Myth number 1: Best execution in MiFID only refers to equity. In a survey of compliance officers of London based brokers, hedge funds and commodity traders, over 60% have implied that MiFID does not really affect them because they do not trade in equity. Well, Annex 1, section C of MiFID lists the financial instruments under MiFID[1] and they cover far more than equity. Now, within the boundary of reasonability, each instrument traded needs a best execution policy that has to be regularly updated and shared with clients. It could be argued that there must be policies for retail clients and policies for professional clients. OTC products do not escape that completely, since they are unique and taylor made they may require agreement with the client as far as execution policy is concerned. Now best execution under MiFID means more than just best value, it also means lowest costs, likelihood of execution and settlement, and any other relevant factor that may influence the execution of the order. Financial instrument traded in regulated markets and or in Multi-lateral Trading Facilities (MTF) will require listing venues regularly used and why and that list will have to be regularly updated (and shared with clients).

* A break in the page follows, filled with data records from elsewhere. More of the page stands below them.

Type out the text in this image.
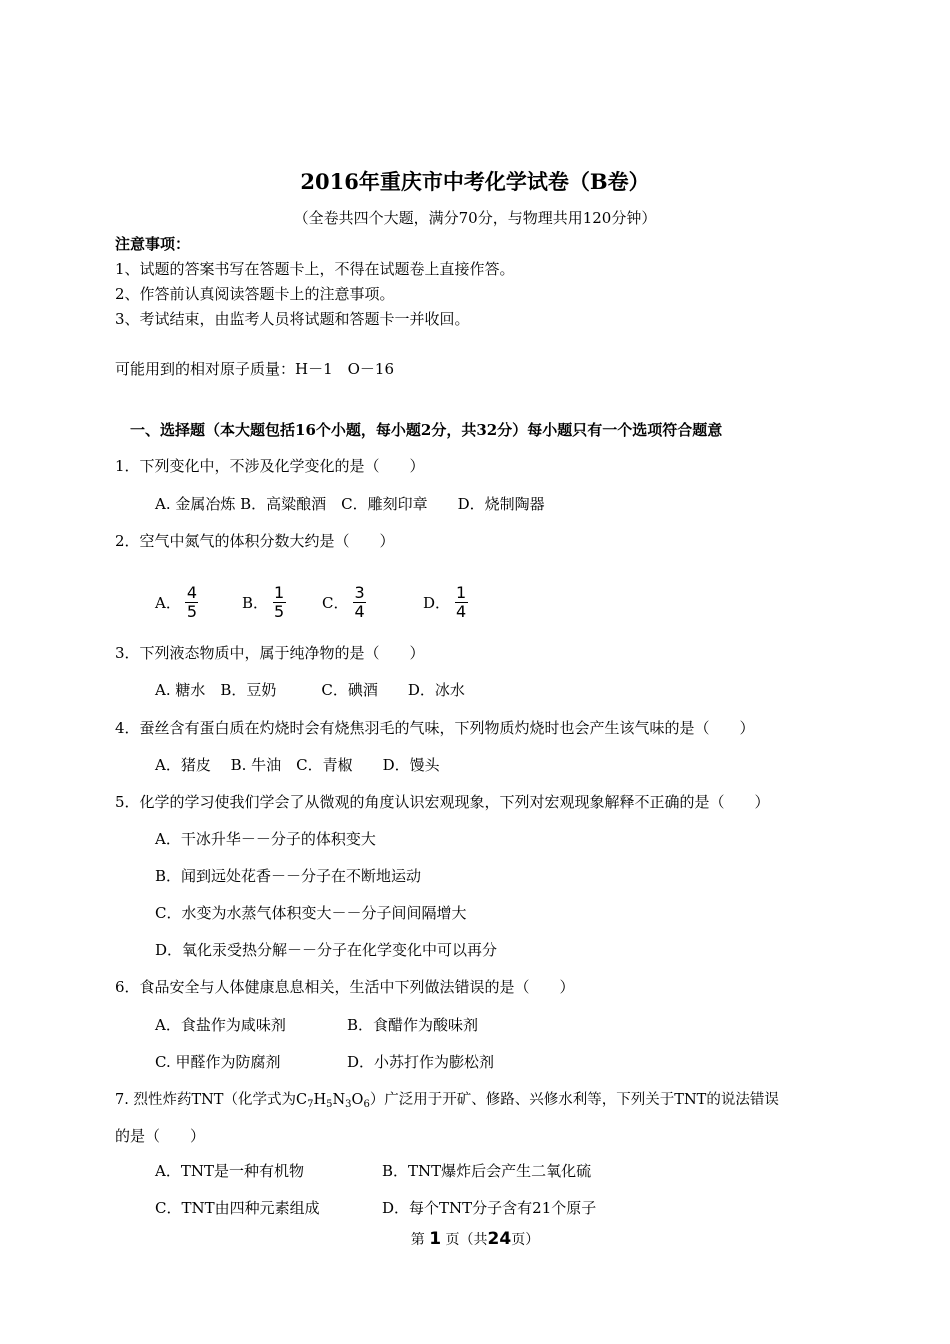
2016年重庆市中考化学试卷（B卷）
（全卷共四个大题，满分70分，与物理共用120分钟）
注意事项：
1、试题的答案书写在答题卡上，不得在试题卷上直接作答。
2、作答前认真阅读答题卡上的注意事项。
3、考试结束，由监考人员将试题和答题卡一并收回。
可能用到的相对原子质量：H－1　O－16
一、选择题（本大题包括16个小题，每小题2分，共32分）每小题只有一个选项符合题意
1．下列变化中，不涉及化学变化的是（　　）
A. 金属冶炼 B．高粱酿酒　C．雕刻印章　　D．烧制陶器
2．空气中氮气的体积分数大约是（　　）
A．
4
5	B．
1
5	C．
3
4	D．
1
4
3．下列液态物质中，属于纯净物的是（　　）
A. 糖水　B．豆奶　　　C．碘酒　　D．冰水
4．蚕丝含有蛋白质在灼烧时会有烧焦羽毛的气味，下列物质灼烧时也会产生该气味的是（　　）
A．猪皮　 B. 牛油　C．青椒　　D．馒头
5．化学的学习使我们学会了从微观的角度认识宏观现象，下列对宏观现象解释不正确的是（　　）
A．干冰升华－－分子的体积变大
B．闻到远处花香－－分子在不断地运动
C．水变为水蒸气体积变大－－分子间间隔增大
D．氧化汞受热分解－－分子在化学变化中可以再分
6．食品安全与人体健康息息相关，生活中下列做法错误的是（　　）
A．食盐作为咸味剂	B．食醋作为酸味剂
C. 甲醛作为防腐剂	D．小苏打作为膨松剂
7. 烈性炸药TNT（化学式为$C_7H_5N_3O_6$）广泛用于开矿、修路、兴修水利等，下列关于TNT的说法错误
的是（　　）
A．TNT是一种有机物	B．TNT爆炸后会产生二氧化硫
C．TNT由四种元素组成	D．每个TNT分子含有21个原子
第 1 页（共24页）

Myth number 2: Clients will have to be classified in each instrument, this is partly correct but in practical terms it will be far simpler for a company, especially smaller institutions, to reach a common classification for clients.

Myth number 3: bolt-on solutions. A lot of MiFID compliance requirements involve process and procedures. In many ways, these represent some of the features that allow a business to differentiate from the competition. The FSA in his translation of the EU rules has increased the emphasis of process and procedure; unfortunately this negates a standard, good for all solution. Some part of MiFID could be standardised;on the other hand, trade reports are strictly related to processes and procedures that define best execution. MiFID will also have to live side by side with existing regulatory requirement. That will have an impact on reference data, how market data are sourced and used within the companies, all the trading software, and a lot more within a company.

Myth number 4: Client classification is straightforward. On one hand, it is true. On the other hand, MiFID allows trading outside regulated markets, therefore an institution may conceivably find itself executing both sides of the trade. For this reason a conflict of interest policy has to be in place and… of course, shared with the client.




MiFID is not all pain. MiFID will make it easier to operate in other EEA markets, it defines the relationship between the ‘home’ regulator and the ‘host’ regulator. This is a huge contribution to the single market for financial services. MiFID will also allow institution to trade beyond the obvious regulated market in their jurisdiction, it opens up the competition between exchanges, it creates the role of Multi-lateral Trading Facilities (MTF) and ultimately will bring down the cost of trading. Exchanges (from stock exchanges to derivative markets, from commodities exchanges to FX exchanges) will loose the ability to exclusively influence the value of the financial instrument traded.

MiFID has been compared to Big Bang 2. There is too much to gain by London as a financial centre for the FSA to become flexible on November 1st. The time for practical action is now. There is little time to wait. Being compliant with MiFID will not be particularly onerous, becoming compliant will not be cheap, quick or easy.



[1] The products listed include: transferable securities, money market instruments, units in collective investment undertakings, options, futures, swaps, forward rate agreements and any other derivative contracts relating to securities, currencies interest rates or yields, derivative instruments for the transfer of credit risk, financial contract for differences, etc. etc. etc.